Father Dyer: [in a hospital complaining that he's read all of the newspapers already] Now look, these are all last weeks editions. I've read every one of them. No, can't ya pick me something up?
Dt. Kinderman: My god, the grammar.
Patient X: Death, be not proud, though some have called thee mighty and dreadful, for thou art not so; For those who think'st thou dost overthrow die not, poor death, nor yet canst thou kill me.
The Gemini Killer: Catatonics are so easy to possess...
Father Dyer: May the schwartz be with you.
Patient X: [flashback from 'The Exorcist'] Take Me. Come into Me!
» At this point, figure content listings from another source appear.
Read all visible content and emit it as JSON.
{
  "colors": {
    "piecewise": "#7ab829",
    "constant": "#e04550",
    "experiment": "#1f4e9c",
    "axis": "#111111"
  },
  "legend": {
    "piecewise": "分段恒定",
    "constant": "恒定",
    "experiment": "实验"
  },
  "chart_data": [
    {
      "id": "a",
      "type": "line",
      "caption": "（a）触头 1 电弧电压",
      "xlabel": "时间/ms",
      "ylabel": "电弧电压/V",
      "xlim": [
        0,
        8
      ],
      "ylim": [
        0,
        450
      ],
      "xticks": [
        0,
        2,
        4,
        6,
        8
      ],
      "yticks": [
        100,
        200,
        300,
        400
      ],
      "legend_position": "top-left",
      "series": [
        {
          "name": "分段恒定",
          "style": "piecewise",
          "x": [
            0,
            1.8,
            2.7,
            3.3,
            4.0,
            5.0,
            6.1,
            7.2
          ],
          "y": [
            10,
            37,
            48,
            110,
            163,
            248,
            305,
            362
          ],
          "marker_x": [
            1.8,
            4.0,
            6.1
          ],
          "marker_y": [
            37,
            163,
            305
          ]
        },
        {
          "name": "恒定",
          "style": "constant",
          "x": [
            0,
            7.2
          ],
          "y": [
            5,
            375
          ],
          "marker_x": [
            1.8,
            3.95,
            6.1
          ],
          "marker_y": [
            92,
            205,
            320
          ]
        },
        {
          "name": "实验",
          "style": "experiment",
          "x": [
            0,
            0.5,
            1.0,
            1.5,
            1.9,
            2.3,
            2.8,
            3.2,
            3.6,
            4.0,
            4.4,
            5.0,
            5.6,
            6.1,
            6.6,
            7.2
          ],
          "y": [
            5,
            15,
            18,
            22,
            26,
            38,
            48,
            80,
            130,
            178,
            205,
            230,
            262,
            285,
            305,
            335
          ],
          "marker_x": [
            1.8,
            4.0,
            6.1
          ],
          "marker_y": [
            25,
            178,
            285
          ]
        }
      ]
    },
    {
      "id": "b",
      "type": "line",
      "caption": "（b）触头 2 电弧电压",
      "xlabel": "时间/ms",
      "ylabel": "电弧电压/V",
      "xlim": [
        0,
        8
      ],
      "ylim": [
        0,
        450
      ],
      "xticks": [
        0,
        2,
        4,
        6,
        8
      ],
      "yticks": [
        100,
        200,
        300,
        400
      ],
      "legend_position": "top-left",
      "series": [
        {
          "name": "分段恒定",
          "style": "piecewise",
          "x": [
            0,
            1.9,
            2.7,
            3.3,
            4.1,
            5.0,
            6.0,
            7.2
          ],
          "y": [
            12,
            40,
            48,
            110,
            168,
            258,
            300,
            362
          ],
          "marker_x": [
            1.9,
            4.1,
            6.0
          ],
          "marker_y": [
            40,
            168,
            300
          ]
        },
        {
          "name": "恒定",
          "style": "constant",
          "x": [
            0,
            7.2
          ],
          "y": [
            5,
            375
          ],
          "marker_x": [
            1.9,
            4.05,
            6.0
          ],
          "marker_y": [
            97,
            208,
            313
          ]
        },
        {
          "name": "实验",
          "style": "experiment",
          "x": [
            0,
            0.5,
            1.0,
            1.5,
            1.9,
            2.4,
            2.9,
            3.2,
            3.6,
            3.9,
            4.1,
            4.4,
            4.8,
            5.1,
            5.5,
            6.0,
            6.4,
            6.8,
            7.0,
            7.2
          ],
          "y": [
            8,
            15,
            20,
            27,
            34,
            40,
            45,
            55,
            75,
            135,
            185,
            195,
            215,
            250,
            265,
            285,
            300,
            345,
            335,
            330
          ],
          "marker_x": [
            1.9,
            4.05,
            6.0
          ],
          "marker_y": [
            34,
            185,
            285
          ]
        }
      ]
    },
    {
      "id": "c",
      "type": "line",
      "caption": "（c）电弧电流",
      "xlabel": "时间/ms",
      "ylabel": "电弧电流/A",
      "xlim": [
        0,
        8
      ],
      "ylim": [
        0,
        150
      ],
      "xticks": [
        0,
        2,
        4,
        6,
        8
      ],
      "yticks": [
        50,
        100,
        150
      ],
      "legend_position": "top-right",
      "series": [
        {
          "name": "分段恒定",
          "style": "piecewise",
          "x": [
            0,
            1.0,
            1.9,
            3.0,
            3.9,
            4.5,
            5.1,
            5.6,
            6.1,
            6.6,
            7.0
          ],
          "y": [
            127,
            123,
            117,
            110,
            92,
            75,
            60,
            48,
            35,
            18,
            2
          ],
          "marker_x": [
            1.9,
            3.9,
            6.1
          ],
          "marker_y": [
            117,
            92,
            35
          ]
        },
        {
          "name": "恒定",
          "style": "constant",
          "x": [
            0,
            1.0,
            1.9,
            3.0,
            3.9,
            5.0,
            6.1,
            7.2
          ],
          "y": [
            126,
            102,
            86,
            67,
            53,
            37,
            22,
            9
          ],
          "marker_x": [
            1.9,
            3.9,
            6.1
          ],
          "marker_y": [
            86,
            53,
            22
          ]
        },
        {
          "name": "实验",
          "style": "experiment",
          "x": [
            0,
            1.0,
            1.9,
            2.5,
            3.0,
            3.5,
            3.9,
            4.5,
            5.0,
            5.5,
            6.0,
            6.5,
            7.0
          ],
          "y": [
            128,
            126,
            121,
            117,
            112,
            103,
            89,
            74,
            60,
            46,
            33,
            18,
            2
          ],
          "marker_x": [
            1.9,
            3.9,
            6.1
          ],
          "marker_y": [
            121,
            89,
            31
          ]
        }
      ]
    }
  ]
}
Patient X: Incidently, who is this Damien you mentioned?
Dt. Kinderman: Don't you know him?
Patient X: I know nothing! Except I must go on killing Daddy! I must shame him!
Father Dyer: I only told him the truth.
Stedman: What did you say?
Father Dyer: Jesus loves you, everyone else thinks your an asshole.
Dt. Kinderman: Are you Damien Karras?
Patient X: Aahh, you haven't any medical records for him, have you? No tedious fingerprints?
Dt. Kinderman: That's commendable.
Father Dyer: (On the film 'It's a Wonderful Life') I've seen it 37 times.
Patient X: [Damien Karras is unpossessed] Now free me...
Mrs. Clelia: My radio. Aren't you going to fix it? Nothing ever gets fixed round here. Just a whole bunch of pies and anchovies. Go away. I don't ever talk to strangers.
Dt. Kinderman: I'm the radio repairman, Mrs Clelia.
Mrs. Clelia: Well then, fix it.
Dt. Kinderman: What's wrong with it?
Mrs. Clelia: Dead people talking. It's right here. Do you see it?
Dt. Kinderman: Yes. I see it.
Mrs. Clelia: I just knew you weren't really a radio repairman. That's a telephone I'm holding.